UNC’s Caleb Wilson (8) gets doubled by John Camden (2) and Lee Dort of California in the first half at Haas Pavilion on Jan. 17, 2026, in Berkeley, California. Thearon W. Henderson Getty Images

“He was just saying, ‘Let’s go,’” Trimble said. “Like, ‘I’m here. My energy is here.’ That’s all he was implying. That’s all he was saying in the first half. You can see, we did not have that energy... and he just let his energy burst and flow. So it was super exciting to see and we definitely need more of that from him.”

Down 54-37 at halftime, North Carolina finally played with the edge it had lacked early. The Tar Heels mixed in full-court pressure and some other defensive looks to speed Cal up — forcing eight turnovers.

Led largely by Wilson’s activity, Trimble’s energy and Dixon’s shot-making, UNC went on a 20-5 run to cut the deficit to four points. The Tar Heels outscored Cal 41-30 in the second half and closed the game on a 21-10 run over the final eight minutes.

“We manned up,” Trimble said. “We stopped playing like some boys, sat down in the stance and started guarding.”

That alone gave Trimble hope, he said. But, in the end, UNC couldn’t close it out.

North Carolina had the ball with a chance to make it a one-possession game twice in the last three minutes. Both times, the Tar Heels came up empty.

“We had opportunities... we also missed free throws,” Davis said. “We had opportunities to be able to score, and we just didn’t. We had advantages on the break and came away with nothing... we just didn’t capitalize on it.”

Where does UNC go now?

Most of North Carolina’s players were already on the bus after Saturday’s loss when Trimble lingered outside Haas Pavilion to speak with reporters.

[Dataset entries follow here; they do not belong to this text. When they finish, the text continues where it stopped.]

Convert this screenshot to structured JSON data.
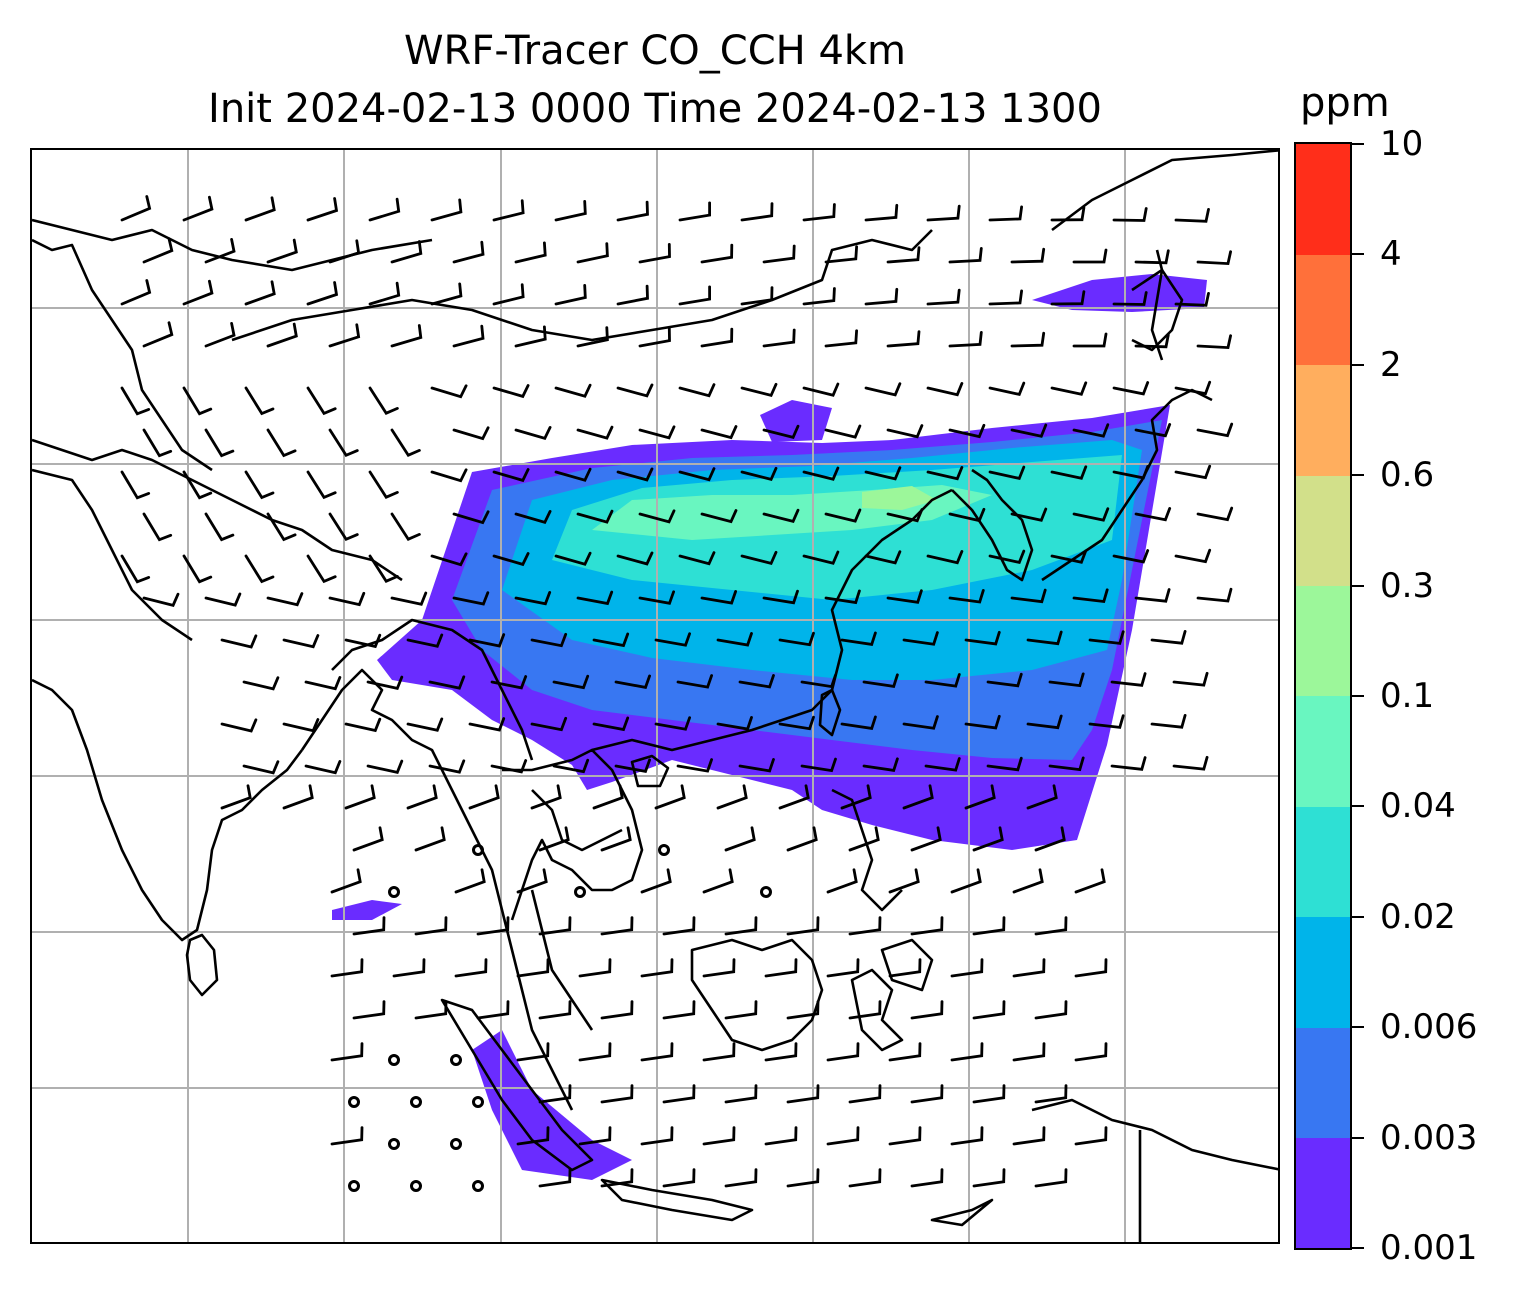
{
  "title": {
    "line1": "WRF-Tracer CO_CCH 4km",
    "line2": "Init 2024-02-13 0000 Time 2024-02-13 1300"
  },
  "colorbar": {
    "unit": "ppm",
    "ticks": [
      "0.001",
      "0.003",
      "0.006",
      "0.02",
      "0.04",
      "0.1",
      "0.3",
      "0.6",
      "2",
      "4",
      "10"
    ],
    "colors": [
      "#6a2cff",
      "#3877f2",
      "#00b4ea",
      "#2ee0d4",
      "#69f6c0",
      "#9cf79a",
      "#d2e08a",
      "#ffae5e",
      "#ff703a",
      "#ff2e1a"
    ]
  },
  "map": {
    "gridlines": "on",
    "features": [
      "coastlines",
      "country-borders",
      "wind-barbs",
      "tracer-concentration"
    ]
  }
}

As he walked over, a man — presumably a fan — stopped him to ask about getting a pair of shoes. Trimble laughed and muttered to himself about it with a quick shake of the head. Right now? Seriously?

As Trimble began to answer questions, Wilson emerged from building and was immediately surrounded — phones out, Sharpies uncapped, fans asking for photos and autographs.

It’s a small snapshot of the spotlight that follows North Carolina everywhere, even during a stretch like this. Trimble is well aware of it at this point. He’s very familiar with the relentless buzz of message boards, criticism and expectations — “fans love us when we win and hate us when we lose” — but understands, too, it’s the price of playing for a program like UNC.

He told his teammates that at halftime.

“Basically like ‘Let go of all outside noise, whatever fans have to say, whatever your expectations on yourself are, whatever it is,’” Trimble said. “I tell guys that it’s hard to play here... you’re going to deal with things that you’ve never dealt with before playing basketball. And I think a lot of these guys have seen it, but a lot of these guys today were able to let go and just be there for one another.”

That realization, he hopes, will be the takeaway from a loss that otherwise followed too many familiar patterns.

North Carolina will now return home having seen both versions of itself in the same game: the unfocused, reactive group that dug a hole in Berkeley, and the connected, desperate team that nearly climbed out of it.

“We got a really good group of guys... I think we’re a really good team,” Dixon said. “[We] just haven’t been able to find our rhythm in ACC play, but I think it’ll come. And when it does, I think we’re a scary team to play.”

The wake-up call was sounded on the West Coast. What UNC does with it will determine whether this trip is remembered as a blip — or the moment the season turned for the worse.